Proposed measures over Traveller communities could leave officers in a 'very difficult position'
Tougher laws to crack down on unauthorised Traveller encampments will leave police officers in a “very difficult position”, the Joint Committee on Human Rights has been told.
The measures have been put forward by the Government as part of its Police, Crime, Sentencing and Courts Bill as part of efforts to overhaul the justice system, cut offending and make streets safer. It includes laws which would give police more powers to tackle unauthorised encampments which interfere with the ability to use land.
However, Janette McCormick, who leads the National Police Chiefs’ Council’s work in this area, warned the proposed measures could leave officers in a “very difficult position”, adding: “The concern is that decision making and to use that criminal power will be pushed back on to the officers by the very way that the nature of the legislation is drawn up.
“So what is actually a planning issue and accommodation issue has now become a policing issue and a criminalisation issue.”
Police are not seeking “any additional legislation” in this area, she said, as she raised concerns there could be “significant challenges” for officers, particularly the practical problems around effectively rendering someone homeless by seizing their vehicle.
She said officers need more guidance over the legal liabilities of making someone homeless, adding there were also safeguarding concerns which could affect children or vulnerable people.
While no official national figures are gathered, Ms McCormick said a count of Travellers in encampments takes place twice a year in England.
In January 2020, approximately three per cent of all caravans (around 694) were on unauthorised sites around the country.
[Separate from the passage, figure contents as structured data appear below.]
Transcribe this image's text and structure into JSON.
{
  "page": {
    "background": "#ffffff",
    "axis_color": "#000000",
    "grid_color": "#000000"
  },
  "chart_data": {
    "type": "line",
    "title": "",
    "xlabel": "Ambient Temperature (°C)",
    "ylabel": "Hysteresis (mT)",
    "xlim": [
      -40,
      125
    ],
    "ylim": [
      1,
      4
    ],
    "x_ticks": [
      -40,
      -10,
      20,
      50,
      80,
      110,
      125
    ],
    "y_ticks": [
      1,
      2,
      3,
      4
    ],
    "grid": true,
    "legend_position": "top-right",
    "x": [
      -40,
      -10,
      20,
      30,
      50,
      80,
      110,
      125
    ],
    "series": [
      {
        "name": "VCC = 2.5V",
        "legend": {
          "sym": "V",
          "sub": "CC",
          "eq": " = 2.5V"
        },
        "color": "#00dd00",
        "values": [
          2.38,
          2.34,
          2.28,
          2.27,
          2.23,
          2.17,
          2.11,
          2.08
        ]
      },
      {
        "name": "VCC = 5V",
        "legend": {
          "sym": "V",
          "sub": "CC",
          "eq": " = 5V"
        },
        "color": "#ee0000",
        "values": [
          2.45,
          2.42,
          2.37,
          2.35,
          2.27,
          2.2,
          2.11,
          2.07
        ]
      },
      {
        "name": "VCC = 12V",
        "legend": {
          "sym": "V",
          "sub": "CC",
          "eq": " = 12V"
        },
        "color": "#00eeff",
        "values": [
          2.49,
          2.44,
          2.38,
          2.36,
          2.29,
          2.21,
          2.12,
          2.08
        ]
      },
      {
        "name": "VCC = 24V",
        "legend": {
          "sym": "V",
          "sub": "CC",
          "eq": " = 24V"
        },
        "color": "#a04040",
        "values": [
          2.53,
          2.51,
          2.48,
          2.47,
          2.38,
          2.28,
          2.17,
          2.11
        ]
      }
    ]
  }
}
There were also around 2,049 on unauthorised developments, where there is land without planning permission.
This is out of about 22,710 caravans counted during that month and signalled a reduction over the past decade, she added.
Other campaigners have claimed that the reforms are based on “racial hatred” and could put at risk the rights of Gypsy, Roma and Traveller communities to live their traditional nomadic way of life.
They called for more authorised encampments and approved stopping or transit sites to stop those which are unauthorised setting up on private or public land.
Journalist and campaigner Jake Bowers told the committee people from these communities are still regarded as “second class citizens” in Britain.
The proposed law could drive a “final nail” into nomadic life in this country and “criminalises homelessness”, he added.
Asked about the motivation behind the Government’s plans, which were in the Conservative manifesto, he said: “If I’m absolutely honest, I think it’s motivated by racial hatred.
“There are very few targets left in society where you can stigmatise… where you can blame, without any recourse in public life and in the media, other than the Gypsy and Traveller community.”
He described the plans as “red meat” for “people in the Tory shires” and on Conservative back benches, adding: “They will obviously vote for it.”
Irish Traveller Philomena Mongan, a community engagement officer with London Gypsies and Travellers, said: “Families are moving on to pieces of land because there are not enough stopping sites or encampments.
“It’s been 20 years since any caravan site has been built in London.”
Barrister Mark Willers QC, of Garden Court Chambers, told the committee the Bill will hit those who have no legal place to stop the hardest and suggested it was a subtle attempt to “drive Gypsies and Travellers off the road”.